The chord AB is 10 cm, the arc AB of the circle is 90 degrees. Find the length of the perpendicular drawn

The chord AB is 10 cm, the arc AB of the circle is 90 degrees. Find the length of the perpendicular drawn from the center of the circle to the chord AB.

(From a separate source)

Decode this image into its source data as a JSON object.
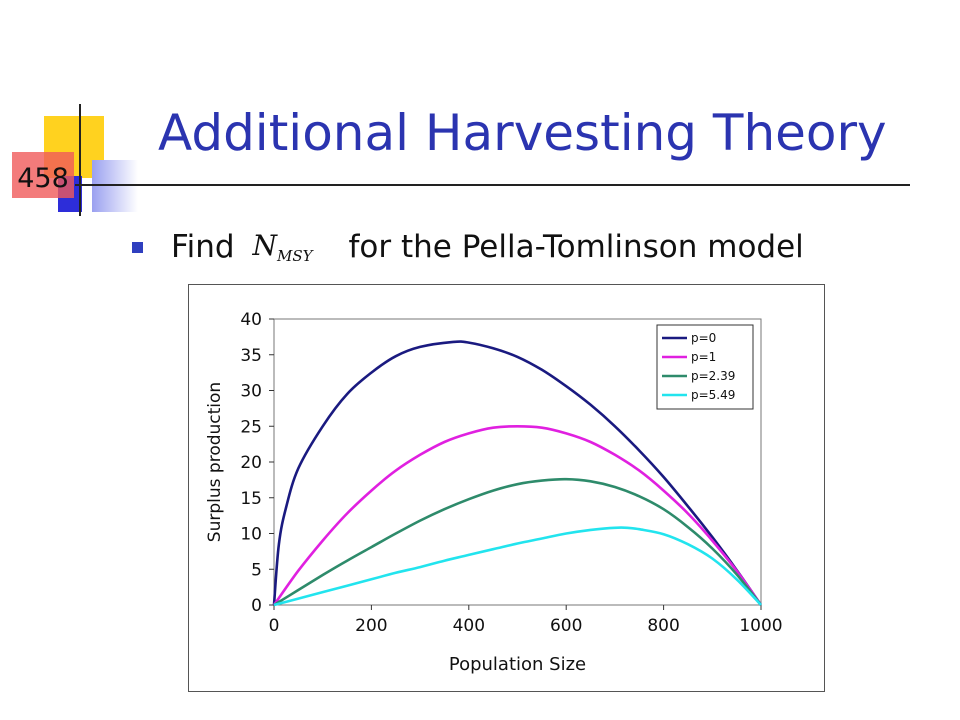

Let’s draw the segments OA and OB, the length of which is equal to the radius of the circle, then OA = OB, and the triangle AOB is isosceles.

Since the degree measure of the arc AB, by condition, is equal to 90, the central angle AOB will also be equal to 90, and the triangle AOB is rectangular and isosceles.

Then, by the Pythagorean theorem, OA ^ 2 + OB ^ 2 = AB ^ 2.

2 * OA ^ 2 = 10 ^ 2 = 100.

ОА = √50 = 5 * √2 cm.

The segment OH is the height and median of the triangle AOB, then AH = BH = AB / 2 = 10/2 = 5 cm.

In a right-angled triangle AOH, by Pifgor’s theorem, we define the leg OH.

OH ^ 2 = OA ^ 2 – AH ^ 2 = 50 – 25 = 25.

OH = 5 cm.

Answer: The length of the perpendicular is 5 cm.